When bodybuilder turned actor Arnold Schwarzenegger brought Robert E. Howard’s Conan the Barbarian to the big screen in a pair of stylish costume dramas in the early 1980s, it ushered in a Sword and Sorcery craze with scores of imitators on the big and small screen eager to recapture the first film’s runaway success. For many, it was as if history was repeating itself for in the 1950s, bodybuilder turned actor Steve Reeves had starred in a pair of Sand and Sandal epics, Hercules and Hercules Unchained that created a similar sensation. The Italian sword and sandal craze (or peplum, to use their proper title) dominated the European box office in the late 1950s until the advent of the so-called Spaghetti western in 1964. The film that started it all was Pietro Francisi’s The Labors of Hercules (1957) which was dubbed in English by Joseph Levine’s fledgling Embassy Pictures and released as Hercules by Warner Bros. in the US in 1958. Its success led to a Dell Comics adaptation by the legendary John Buscema in 1959.

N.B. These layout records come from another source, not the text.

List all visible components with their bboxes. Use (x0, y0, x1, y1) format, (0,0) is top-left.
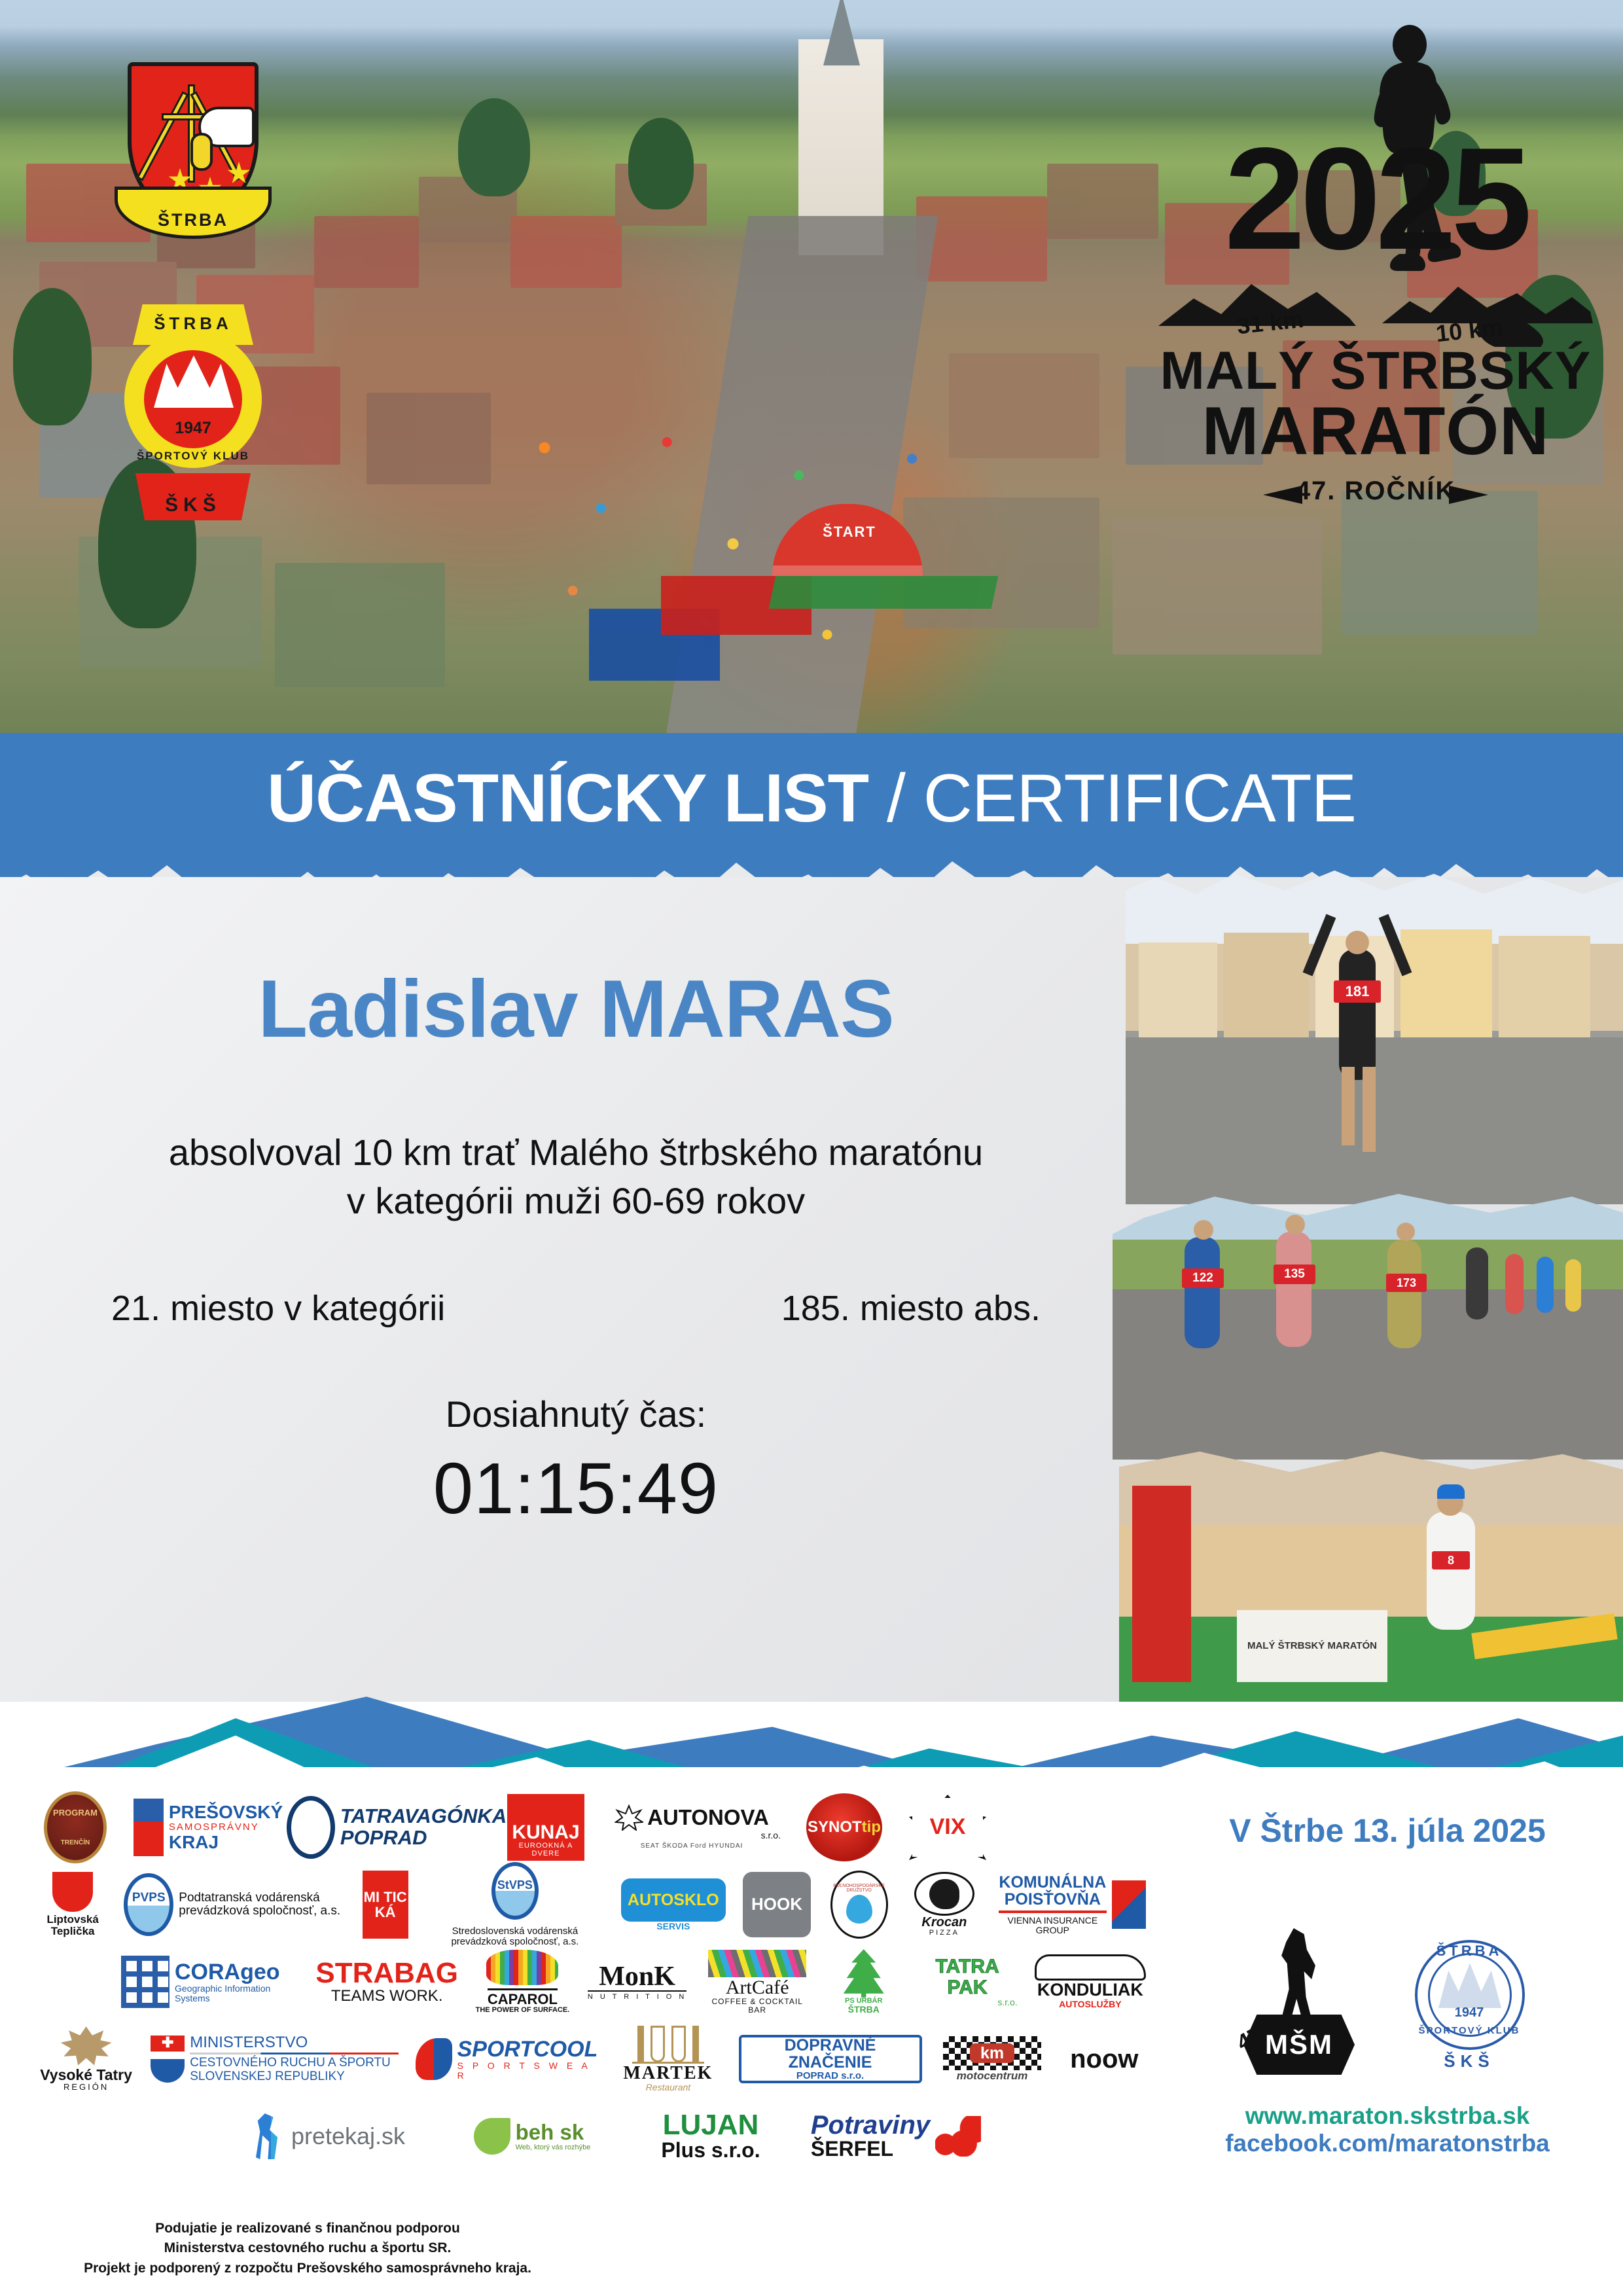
footer-right-column: V Štrbe 13. júla 2025 47. MŠM ŠTRBA 1947… (1171, 1793, 1603, 2157)
description-line-1: absolvoval 10 km trať Malého štrbského m… (0, 1128, 1152, 1177)
sponsor-sublabel: TEAMS WORK. (331, 1988, 443, 2004)
sponsor-sublabel: Restaurant (646, 2083, 690, 2092)
sponsor-label: STRABAG (315, 1959, 458, 1988)
sponsor-sublabel: Web, ktorý vás rozhýbe (516, 2144, 591, 2152)
sponsor-ministerstvo[interactable]: ✚ MINISTERSTVO CESTOVNÉHO RUCHU A ŠPORTU… (148, 2025, 401, 2093)
photo-runners-on-road: 122 135 173 (1113, 1191, 1623, 1460)
sks-year: 1947 (108, 419, 278, 438)
msm-edition-emblem: 47. MŠM (1237, 1928, 1361, 2079)
green-finish-carpet (769, 576, 999, 609)
sponsor-label: MINISTERSTVO (190, 2034, 398, 2051)
facebook-url[interactable]: facebook.com/maratonstrba (1171, 2130, 1603, 2157)
bib-number: 135 (1274, 1265, 1315, 1284)
sponsor-sublabel-2: KRAJ (169, 1833, 283, 1852)
sponsor-sublabel: EUROOKNÁ A DVERE (507, 1842, 584, 1857)
description-line-2: v kategórii muži 60-69 rokov (0, 1177, 1152, 1225)
sponsor-label: CORAgeo (175, 1960, 298, 1984)
sponsor-dopravne-znacenie[interactable]: DOPRAVNÉ ZNAČENIE POPRAD s.r.o. (736, 2025, 925, 2093)
event-date: V Štrbe 13. júla 2025 (1171, 1812, 1603, 1850)
absolute-placement: 185. miesto abs. (781, 1288, 1041, 1329)
sponsor-sublabel: Geographic Information Systems (175, 1984, 298, 2003)
mountain-ridge-icon (1153, 275, 1605, 347)
sponsor-label: ArtCafé (726, 1977, 789, 1998)
photo-collage: 181 122 135 173 8 MALÝ (1113, 870, 1623, 1702)
runner-silhouette-icon (1275, 1928, 1322, 2026)
brand-year: 2025 (1147, 143, 1605, 256)
sponsor-stvps[interactable]: StVPS Stredoslovenská vodárenská prevádz… (423, 1871, 607, 1939)
starburst-icon (615, 1804, 643, 1831)
bib-number: 173 (1386, 1274, 1427, 1292)
sponsor-label: SPORTCOOL (457, 2037, 598, 2061)
sponsor-vix[interactable]: VIX (905, 1793, 990, 1861)
achievement-description: absolvoval 10 km trať Malého štrbského m… (0, 1128, 1152, 1225)
sponsor-sublabel: AUTOSLUŽBY (1059, 2000, 1121, 2009)
stamp-arc-label: ŠPORTOVÝ KLUB (1400, 2025, 1538, 2036)
sponsor-autosklo-servis[interactable]: AUTOSKLO SERVIS (618, 1871, 728, 1939)
sponsor-sublabel: CESTOVNÉHO RUCHU A ŠPORTU SLOVENSKEJ REP… (190, 2056, 398, 2084)
marathon-brand-lockup: 2025 31 km 10 km MALÝ ŠTRBSKÝ MARATÓN 47… (1147, 18, 1605, 588)
coa-ribbon: ŠTRBA (115, 187, 272, 239)
sks-arc-label: ŠPORTOVÝ KLUB (108, 450, 278, 463)
sponsor-label: DOPRAVNÉ ZNAČENIE (741, 2037, 919, 2072)
sponsor-label: SYNOT (808, 1819, 862, 1835)
sponsor-row-2: Liptovská Teplička PVPS Podtatranská vod… (36, 1871, 1149, 1939)
certificate-text-block: Ladislav MARAS absolvoval 10 km trať Mal… (0, 969, 1152, 1530)
category-placement: 21. miesto v kategórii (111, 1288, 445, 1329)
certificate-title-band: ÚČASTNÍCKY LIST / CERTIFICATE (0, 733, 1623, 884)
sponsor-label: PROGRAM (53, 1808, 98, 1818)
sponsor-potraviny-serfel[interactable]: Potraviny ŠERFEL (798, 2102, 994, 2170)
sponsor-label: HOOK (751, 1895, 802, 1913)
chevron-right-icon (1449, 486, 1488, 504)
sponsor-sublabel: S P O R T S W E A R (457, 2061, 598, 2081)
sponsor-sublabel: Podtatranská vodárenská prevádzková spol… (179, 1892, 344, 1918)
coa-cuff (190, 133, 213, 171)
certificate-page: ŠTART ŠTRBA ŠTRBA 1947 ŠPO (0, 0, 1623, 2296)
sponsor-row-3: CORAgeo Geographic Information Systems S… (36, 1948, 1149, 2016)
sponsor-label: Vysoké Tatry (40, 2067, 132, 2083)
sponsor-row-4: Vysoké Tatry REGIÓN ✚ MINISTERSTVO CESTO… (36, 2025, 1149, 2093)
sponsor-label: LUJAN (663, 2111, 759, 2140)
sponsor-sublabel: s.r.o. (997, 1998, 1017, 2007)
sponsor-label: CAPAROL (488, 1988, 558, 2007)
sponsor-footer: PROGRAM TRENČÍN PREŠOVSKÝ SAMOSPRÁVNY KR… (0, 1767, 1623, 2296)
certificate-title: ÚČASTNÍCKY LIST / CERTIFICATE (0, 764, 1623, 833)
sponsor-label: noow (1070, 2045, 1138, 2073)
sks-club-badge: ŠTRBA 1947 ŠPORTOVÝ KLUB ŠKŠ (108, 304, 278, 520)
sponsor-label: MonK (599, 1963, 675, 1990)
sponsor-sportcool[interactable]: SPORTCOOL S P O R T S W E A R (413, 2025, 601, 2093)
msm-acronym: MŠM (1243, 2015, 1355, 2075)
sponsor-label: MI TIC KÁ (363, 1890, 408, 1920)
bib-number: 122 (1182, 1268, 1224, 1288)
strba-coat-of-arms: ŠTRBA (115, 62, 272, 259)
sponsor-sublabel: COFFEE & COCKTAIL BAR (704, 1998, 810, 2014)
start-arch-label: ŠTART (797, 524, 902, 541)
stamp-top-label: ŠTRBA (1400, 1943, 1538, 1960)
sponsor-sublabel: PIZZA (929, 1929, 959, 1937)
title-separator: / (868, 761, 923, 836)
sponsor-sublabel: ŠERFEL (811, 2138, 930, 2161)
stamp-year: 1947 (1400, 2005, 1538, 2020)
sponsor-sublabel: Teplička (51, 1925, 95, 1937)
participant-name: Ladislav MARAS (0, 969, 1152, 1050)
sponsor-krocan-pizza[interactable]: Krocan PIZZA (904, 1871, 984, 1939)
sks-official-stamp: ŠTRBA 1947 ŠPORTOVÝ KLUB ŠKŠ (1400, 1928, 1538, 2079)
website-url[interactable]: www.maraton.skstrba.sk (1171, 2102, 1603, 2130)
stamp-bottom-label: ŠKŠ (1400, 2051, 1538, 2072)
sponsor-label: Krocan (921, 1916, 967, 1929)
placement-row: 21. miesto v kategórii 185. miesto abs. (0, 1288, 1152, 1329)
sponsor-tatravagonka-poprad[interactable]: TATRAVAGÓNKA POPRAD (302, 1793, 491, 1861)
sks-bottom-label: ŠKŠ (135, 494, 251, 516)
sponsor-sublabel: SERVIS (656, 1922, 690, 1931)
sponsor-label: VIX (930, 1816, 966, 1839)
sponsor-strabag[interactable]: STRABAG TEAMS WORK. (313, 1948, 461, 2016)
sponsor-corageo[interactable]: CORAgeo Geographic Information Systems (118, 1948, 301, 2016)
sponsor-vysoke-tatry[interactable]: Vysoké Tatry REGIÓN (36, 2025, 136, 2093)
bib-number: 181 (1334, 980, 1381, 1003)
support-line-3: Projekt je podporený z rozpočtu Prešovsk… (65, 2259, 550, 2278)
sponsor-autonova[interactable]: AUTONOVA s.r.o. SEAT ŠKODA Ford HYUNDAI (600, 1793, 783, 1861)
brand-edition: 47. ROČNÍK (1147, 476, 1605, 506)
coa-ribbon-label: ŠTRBA (118, 210, 268, 230)
sponsor-label: TATRAVAGÓNKA (340, 1806, 507, 1827)
sponsor-konduliak[interactable]: KONDULIAK AUTOSLUŽBY (1032, 1948, 1149, 2016)
sponsor-label: KOMUNÁLNA POISŤOVŇA (999, 1874, 1107, 1909)
support-line-2: Ministerstva cestovného ruchu a športu S… (65, 2238, 550, 2258)
sponsor-ps-urbar-strba[interactable]: PS URBÁR ŠTRBA (825, 1948, 902, 2016)
sponsor-sublabel: THE POWER OF SURFACE. (476, 2007, 570, 2015)
sponsor-label: Liptovská (46, 1913, 98, 1926)
footer-emblems: 47. MŠM ŠTRBA 1947 ŠPORTOVÝ KLUB ŠKŠ (1171, 1928, 1603, 2079)
sponsor-martek-restaurant[interactable]: MARTEK Restaurant (612, 2025, 724, 2093)
sponsor-label: pretekaj.sk (291, 2124, 405, 2149)
sponsor-artcafe[interactable]: ArtCafé COFFEE & COCKTAIL BAR (702, 1948, 813, 2016)
sponsor-brand-list: SEAT ŠKODA Ford HYUNDAI (641, 1843, 743, 1850)
contact-urls: www.maraton.skstrba.sk facebook.com/mara… (1171, 2102, 1603, 2157)
sponsor-sublabel: s.r.o. (761, 1831, 781, 1840)
hero-photo-village-start: ŠTART ŠTRBA ŠTRBA 1947 ŠPO (0, 0, 1623, 740)
sponsor-sublabel: REGIÓN (63, 2083, 109, 2092)
sponsor-label: km (970, 2043, 1014, 2063)
sponsor-noow[interactable]: noow (1060, 2025, 1149, 2093)
sponsor-synot-tip[interactable]: SYNOTtip (795, 1793, 893, 1861)
support-line-1: Podujatie je realizované s finančnou pod… (65, 2219, 550, 2238)
sponsor-label: PREŠOVSKÝ (169, 1803, 283, 1822)
church-spire (823, 0, 860, 65)
sponsor-lujan-plus[interactable]: LUJAN Plus s.r.o. (635, 2102, 786, 2170)
sponsor-label: KUNAJ (512, 1822, 579, 1843)
sponsor-label: KONDULIAK (1037, 1981, 1143, 1999)
sponsor-label: Potraviny (811, 2112, 930, 2138)
sponsor-sublabel: motocentrum (957, 2070, 1028, 2082)
sponsor-sublabel: Stredoslovenská vodárenská prevádzková s… (426, 1926, 604, 1947)
sponsor-tatra-pak[interactable]: TATRA PAK s.r.o. (914, 1948, 1020, 2016)
sponsor-miticka[interactable]: MI TIC KÁ (359, 1871, 412, 1939)
sponsor-label: AUTOSKLO (628, 1892, 719, 1909)
sponsor-sublabel: ŠTRBA (848, 2005, 880, 2015)
brand-line-2: MARATÓN (1147, 393, 1605, 471)
sponsor-label: beh sk (516, 2121, 591, 2144)
sks-bottom-band: ŠKŠ (135, 473, 251, 520)
sponsor-label: AUTONOVA (647, 1806, 769, 1829)
sponsor-pvps[interactable]: PVPS Podtatranská vodárenská prevádzková… (121, 1871, 347, 1939)
title-secondary: CERTIFICATE (923, 761, 1356, 836)
sponsor-sublabel: SAMOSPRÁVNY (169, 1822, 283, 1833)
sponsor-kunaj[interactable]: KUNAJ EUROOKNÁ A DVERE (503, 1793, 588, 1861)
sponsor-label: StVPS (497, 1879, 533, 1892)
sponsor-program-trencin[interactable]: PROGRAM TRENČÍN (36, 1793, 115, 1861)
sponsor-komunalna-poistovna[interactable]: KOMUNÁLNA POISŤOVŇA VIENNA INSURANCE GRO… (996, 1871, 1149, 1939)
title-main: ÚČASTNÍCKY LIST (267, 761, 868, 836)
sponsor-label: TATRA PAK (917, 1956, 1017, 1998)
sponsor-grid: PROGRAM TRENČÍN PREŠOVSKÝ SAMOSPRÁVNY KR… (36, 1793, 1149, 2179)
funding-support-note: Podujatie je realizované s finančnou pod… (65, 2219, 550, 2278)
sponsor-sublabel: VIENNA INSURANCE GROUP (999, 1916, 1107, 1935)
sponsor-beh-sk[interactable]: beh sk Web, ktorý vás rozhýbe (440, 2102, 624, 2170)
sponsor-row-1: PROGRAM TRENČÍN PREŠOVSKÝ SAMOSPRÁVNY KR… (36, 1793, 1149, 1861)
sponsor-sublabel: tip (862, 1819, 881, 1835)
sponsor-sublabel: POPRAD s.r.o. (796, 2071, 864, 2081)
sponsor-monk-nutrition[interactable]: MonK N U T R I T I O N (584, 1948, 690, 2016)
sponsor-presovsky-kraj[interactable]: PREŠOVSKÝ SAMOSPRÁVNY KRAJ (126, 1793, 290, 1861)
sponsor-label: POĽNOHOSPODÁRSKE DRUŽSTVO (832, 1884, 886, 1893)
finish-time-label: Dosiahnutý čas: (0, 1393, 1152, 1435)
sponsor-label: PVPS (132, 1892, 166, 1905)
sponsor-label: MARTEK (623, 2064, 713, 2083)
brand-distance-row: 31 km 10 km (1153, 275, 1605, 347)
sponsor-sublabel: N U T R I T I O N (588, 1990, 687, 2001)
photo-finish-female-runner: 181 (1126, 870, 1623, 1204)
sponsor-sublabel: TRENČÍN (61, 1840, 90, 1847)
finish-time-value: 01:15:49 (0, 1447, 1152, 1530)
sponsor-liptovska-teplicka[interactable]: Liptovská Teplička (36, 1871, 109, 1939)
sponsor-caparol[interactable]: CAPAROL THE POWER OF SURFACE. (473, 1948, 573, 2016)
sponsor-km-motocentrum[interactable]: km motocentrum (936, 2025, 1048, 2093)
sponsor-pd-strba[interactable]: POĽNOHOSPODÁRSKE DRUŽSTVO (825, 1871, 893, 1939)
sponsor-hook[interactable]: HOOK (740, 1871, 813, 1939)
sponsor-row-5: pretekaj.sk beh sk Web, ktorý vás rozhýb… (36, 2102, 1149, 2170)
sponsor-pretekaj-sk[interactable]: pretekaj.sk (232, 2102, 429, 2170)
sponsor-sublabel: POPRAD (340, 1827, 507, 1849)
sponsor-sublabel: Plus s.r.o. (661, 2140, 760, 2162)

The plot of this first film was a reworking of the Greek myth of Jason and the Golden Fleece with Heracles (going by his Roman name, Hercules) promoted from a supporting player to the lead role. Of course within a few years, Charles Schneer and Ray Harryhausen would cover much of the same territory with Jason and the Argonauts (1963) creating a lasting classic which would quickly supplant the movie that started it all. The latter film’s longevity is largely due to Harryhausen’s superb stop motion effects work which continues to influence film-makers after half a century.

Hercules and its sequel suffer from a low budget and poor dubbing, not necessarily a stumbling block for matinee audiences as Toho’s Godzilla franchise quickly proved, but enough to make the Sand and Sandal pictures fade to near obscurity thanks to the rapidly changing expectations of a more sophisticated audience. Happily, Dell’s comic adaptations are unhindered by such shortcomings and give the reader a sense of how these films must have been perceived by a young and impressionable audience upon their initial theatrical release.